Film ini juga menggambarkan bagaimana ideologi sebuah media ketika menjalankan bisnisnya. Perry berkata kepada personelnya, masyarakat senang pada berita tragedi, seks dan Superman. Tapi dengan kedatangan Superman, tragedi dan seks tak lagi menarik dijual. Maka ia menginstruksikan para personelnya untuk mengangkat cerita Superman dalam semua rubrik korannya. Padahal tidak semua rubrik bisa menampung berbagai cerita seputar Superman. Hanya dengan mengait-kaitkannya saja cerita itu bisa terlihat relevansinya. Misalnya rubrik Kesehatan mengangkat Superman dengan membahas: setelah lama tidak terlihat, berapa berat tubuh Superman sekarang? Bertambahkah?

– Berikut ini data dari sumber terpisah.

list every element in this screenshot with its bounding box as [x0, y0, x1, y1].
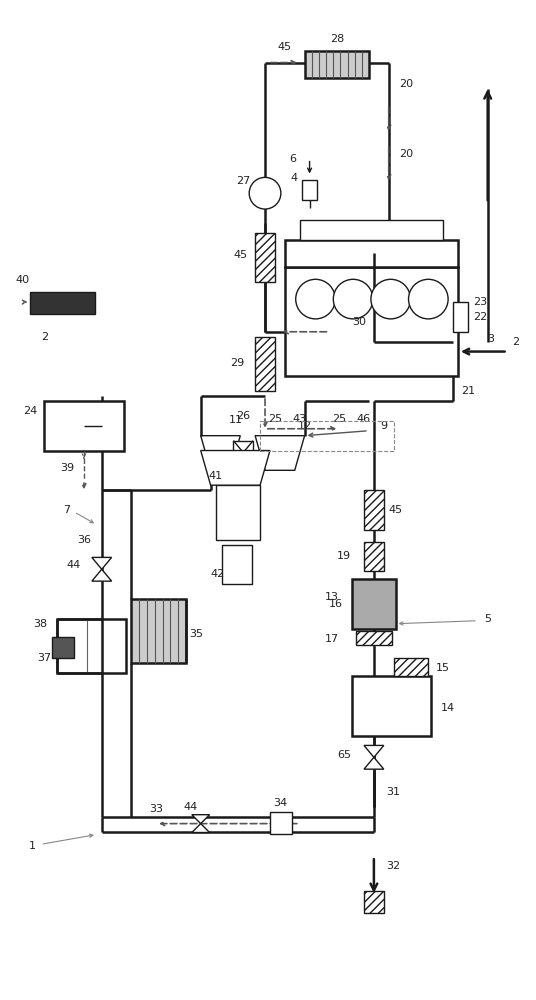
Bar: [233, 441, 253, 464]
Bar: [260, 421, 393, 451]
Text: 20: 20: [399, 79, 414, 89]
Bar: [304, 51, 369, 78]
Polygon shape: [92, 557, 111, 569]
Circle shape: [296, 279, 336, 319]
Text: 44: 44: [184, 802, 198, 812]
Text: 12: 12: [297, 421, 311, 431]
Bar: [255, 233, 275, 282]
Text: 34: 34: [273, 798, 287, 808]
Text: 45: 45: [233, 250, 247, 260]
Bar: [52, 637, 74, 658]
Bar: [364, 490, 384, 530]
Text: 44: 44: [67, 560, 81, 570]
Text: 40: 40: [16, 275, 29, 285]
Polygon shape: [192, 815, 210, 824]
Bar: [300, 220, 443, 240]
Text: 45: 45: [389, 505, 403, 515]
Text: 24: 24: [24, 406, 38, 416]
Text: 7: 7: [64, 505, 71, 515]
Bar: [302, 180, 317, 200]
Bar: [57, 619, 126, 673]
Text: 23: 23: [473, 297, 487, 307]
Polygon shape: [364, 745, 384, 757]
Bar: [356, 631, 392, 645]
Text: 27: 27: [236, 176, 250, 186]
Text: 22: 22: [473, 312, 487, 322]
Text: 35: 35: [189, 629, 203, 639]
Polygon shape: [92, 569, 111, 581]
Text: 31: 31: [386, 787, 401, 797]
Text: 26: 26: [236, 411, 250, 421]
Text: 41: 41: [209, 471, 222, 481]
Text: 13: 13: [325, 592, 339, 602]
Bar: [222, 545, 252, 584]
Text: 37: 37: [38, 653, 51, 663]
Text: 2: 2: [512, 337, 519, 347]
Text: 11: 11: [228, 415, 242, 425]
Text: 9: 9: [380, 421, 388, 431]
Polygon shape: [364, 757, 384, 769]
Circle shape: [371, 279, 411, 319]
Bar: [352, 579, 396, 629]
Text: 45: 45: [278, 42, 292, 52]
Text: 2: 2: [41, 332, 48, 342]
Text: 28: 28: [330, 34, 345, 44]
Text: 38: 38: [33, 619, 48, 629]
Bar: [31, 292, 95, 314]
Text: 25: 25: [268, 414, 282, 424]
Text: 25: 25: [332, 414, 346, 424]
Bar: [285, 240, 458, 267]
Text: 17: 17: [325, 634, 339, 644]
Circle shape: [408, 279, 448, 319]
Bar: [270, 812, 292, 834]
Bar: [393, 658, 428, 676]
Circle shape: [249, 177, 281, 209]
Text: 16: 16: [329, 599, 343, 609]
Text: 19: 19: [337, 551, 351, 561]
Text: 42: 42: [211, 569, 225, 579]
Text: 36: 36: [77, 535, 91, 545]
Polygon shape: [200, 436, 240, 470]
Polygon shape: [200, 451, 270, 485]
Bar: [453, 302, 468, 332]
Text: 39: 39: [60, 463, 74, 473]
Text: 65: 65: [337, 750, 351, 760]
Text: 5: 5: [484, 614, 491, 624]
Bar: [255, 337, 275, 391]
Text: 14: 14: [441, 703, 455, 713]
Circle shape: [333, 279, 373, 319]
Polygon shape: [192, 824, 210, 833]
Text: 43: 43: [293, 414, 307, 424]
Text: 6: 6: [289, 154, 296, 164]
Polygon shape: [255, 436, 304, 470]
Bar: [131, 599, 186, 663]
Bar: [285, 267, 458, 376]
Text: 30: 30: [352, 317, 366, 327]
Bar: [352, 676, 431, 736]
Text: 4: 4: [290, 173, 297, 183]
Text: 21: 21: [461, 386, 475, 396]
Bar: [215, 485, 260, 540]
Text: 3: 3: [487, 334, 494, 344]
Text: 32: 32: [386, 861, 401, 871]
Text: 46: 46: [357, 414, 371, 424]
Text: 20: 20: [399, 149, 414, 159]
Text: 1: 1: [29, 841, 36, 851]
Text: 33: 33: [149, 804, 163, 814]
Text: 29: 29: [230, 358, 244, 368]
Text: 15: 15: [436, 663, 450, 673]
Bar: [44, 401, 123, 451]
Bar: [364, 542, 384, 571]
Bar: [364, 891, 384, 913]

Memang film ini menggunakan aktivitas jurnalisme sebagai tempelan saja. Juga Peter Parker yang menjadi wartawan foto/fotografer. Jadi maklum saja bila film heroik tidak mengeksplorasi aktivitas jurnalistik secara mendalam.

Di Indonesia, film yang turut menyertakan kegiatan jurnalistik para tokohnya adalah ‘Ada Apa dengan Cinta?’ (diperankan oleh Dian Sastro Wardoyo sebagai Cinta dan Nicholas Saputra sebagai Rangga) lewat kegiatan majalah dinding sekolah dan Issue (dibintangi Tamara Bleszynski) dengan kegiatan peliputannya.

Film tentang jurnalistik dan penulis buku
Sebenarnya banyak film, baik barat dan Indonesia, yang menyertakan kegiatan jurnalistik dalam skenarionya. Namun sepertinya belum ada film Indonesia yang benar-benar menceritakan secara penuh kegiatan kewartawanan ini. Selalu ada bumbu lain semisal percintaan yang mewarnai kisah ceritanya.

Berbeda dengan barat (Amerika Serikat) yang telah memiliki tradisi kewartawanan cukup lama. Banyak kisah nyata maupun rekaan yang telah diangkat ke layar lebar. Yang paling legendaris berjudul ‘All The President’s Men’. Film ini diangkat dari novel karya Bob Woodward dan Karl Bernstein yang menceritakan bagaimana kedua wartawan Washington Post ini mengungkap kejahatan Presiden AS Richard Nixon dalam pemilihan umum. Kedua wartawan ini menceritakan proses yang mereka alami dari mewawancarai ribuan nara sumber selama kurang lebih tiga tahun hingga turunnya Nixon dari kursi kepresidenan pada 1974 gara-gara pengungkapan skandalnya ini. Skandal ini dinamakan ‘Watergate’ karena gedung tempat penyadapan terhadap kubu Partai Demokrat bernama Watergate.

Lalu ada ‘War Photographer’. Film dokumenter seorang fotografer perang nomor satu dunia, James Nachtwey, dalam menjelajahi kekejaman perang, konflik berdarah dan kemiskinan di sejumlah negara dunia termasuk Indonesia.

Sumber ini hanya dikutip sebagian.